Ware Tetralogy

Probablemente he estado hablando mucho de Rudy Rucker, eso se debe a que todavía sigo sumergida en su serie Ware (Software, Wetware, Freeware y Realware), cuatro libros de ciencia ficción absolutamente post ciberpunk a los cuales llegué por culpa de William Gibson y su introducción:

"I found an exemplar of that very thing, a natural-born American street surrealist, bordering at times on a practitioner of Art Brute. Rudy’s fiction has a much higher percentage of surrealism molecules than most fiction, science or otherwise. It has, as moonshiners say when they swirl whiskey in a glass, in order to closely observe how it settles back down the sides of the glass, “good legs”. Rudy’s fiction is probably a bit too strong, in that regard, for some readers, but even the hard stuff, let me assure you, is an enjoyably acquired taste. "

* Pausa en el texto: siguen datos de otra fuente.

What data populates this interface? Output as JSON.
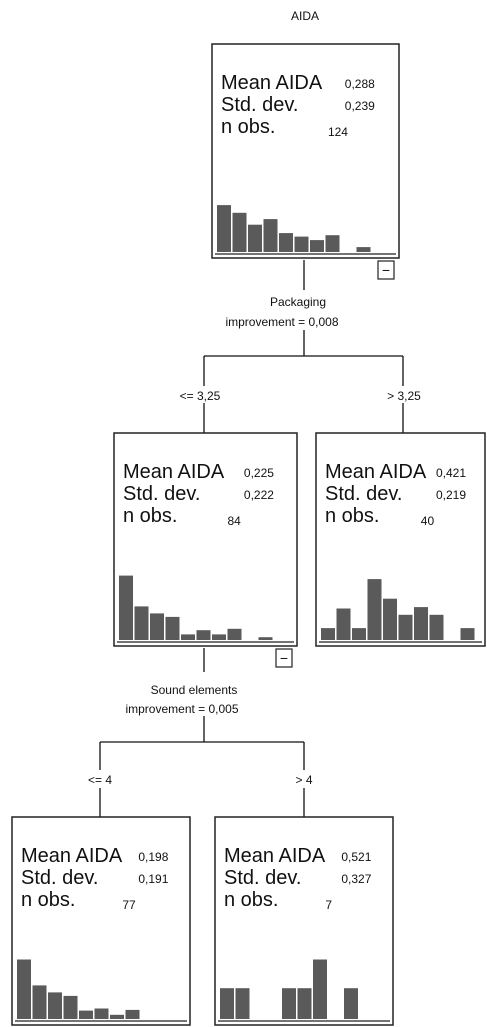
{
  "title": "AIDA",
  "labels": {
    "mean": "Mean AIDA",
    "std": "Std. dev.",
    "n": "n obs."
  },
  "collapse_symbol": "−",
  "nodes": [
    {
      "id": "root",
      "mean": "0,288",
      "std": "0,239",
      "n": "124",
      "collapse": true,
      "hist": [
        0.67,
        0.56,
        0.39,
        0.47,
        0.27,
        0.22,
        0.17,
        0.24,
        0,
        0.07
      ]
    },
    {
      "id": "n1",
      "mean": "0,225",
      "std": "0,222",
      "n": "84",
      "collapse": true,
      "hist": [
        0.92,
        0.48,
        0.38,
        0.33,
        0.08,
        0.14,
        0.08,
        0.16,
        0,
        0.04
      ]
    },
    {
      "id": "n2",
      "mean": "0,421",
      "std": "0,219",
      "n": "40",
      "collapse": false,
      "hist": [
        0.17,
        0.45,
        0.17,
        0.87,
        0.59,
        0.36,
        0.47,
        0.36,
        0,
        0.17
      ]
    },
    {
      "id": "n3",
      "mean": "0,198",
      "std": "0,191",
      "n": "77",
      "collapse": false,
      "hist": [
        0.85,
        0.48,
        0.38,
        0.33,
        0.12,
        0.15,
        0.06,
        0.13
      ]
    },
    {
      "id": "n4",
      "mean": "0,521",
      "std": "0,327",
      "n": "7",
      "collapse": false,
      "hist": [
        0.44,
        0.44,
        0,
        0,
        0.44,
        0.44,
        0.85,
        0,
        0.44
      ]
    }
  ],
  "splits": [
    {
      "id": "s1",
      "variable": "Packaging",
      "improvement": "improvement = 0,008",
      "left": "<= 3,25",
      "right": "> 3,25"
    },
    {
      "id": "s2",
      "variable": "Sound elements",
      "improvement": "improvement = 0,005",
      "left": "<= 4",
      "right": "> 4"
    }
  ],
  "colors": {
    "bar": "#5a5a5a",
    "border": "#222222",
    "background": "#ffffff"
  }
}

Sin embargo lo que más me atrapó no fue precisamente que Rucker confundiera al propio Gibson, sino la explicación de como inicia todo, que por supuesto les comparto sin echar a perder con una traducción. Si les interesa la tetralogía, se encuentra disponible con licencia Creative Commons en mi sitio de Scribd.

The boppers had long since discarded the ugly, human-chauvinist priorities of Asimov: To protect humans, To obey humans, To protect robots . . . in that order. These days any protection or obedience the humans got from boppers was strictly on a pay-as-you-go basis. 

The humans still failed to understand that the different races needed each other not as masters or slaves, but as equals. For all their limitations, human minds were fascinating things . . . things unlike any bopper program. TEX and MEX, Ralph knew, had started a project to collect as many human softwares as they could. And now they wanted Cobb Anderson’s.

The process of separating a human’s software from his or her hardware, the process, that is, of getting the thought patterns out of the brain, was destructive and non-reversible. For boppers it was much easier. Simply by plugging a co-ax in at the right place, one could read out and tape the entire information content of a bopper’s brain. But to decode a human brain was a complex task. There were the electrical patterns to record, the neuron link-ups to be mapped, the memory RNA to be fractioned out and analyzed. To do all this one had to chop and mince...

“I’m like his hand, you wave? Or his mouth.” Phil smiled broadly then, revealing his strong, sharp teeth. “We boppers use human organs to seed our tissue farms. We use brain-tapes for simulators in some of our
robot-remotes. Like me. And we just like brains anyhow, even the ones we don’t actually use. A human mind is a beautiful thing.”

...“It’s a natural next evolutionary step. Imagine people that carry terabyte computing systems in their head, people that communicate directly brain-to-brain, people who live for centuries and change bodies like suits of clothes!”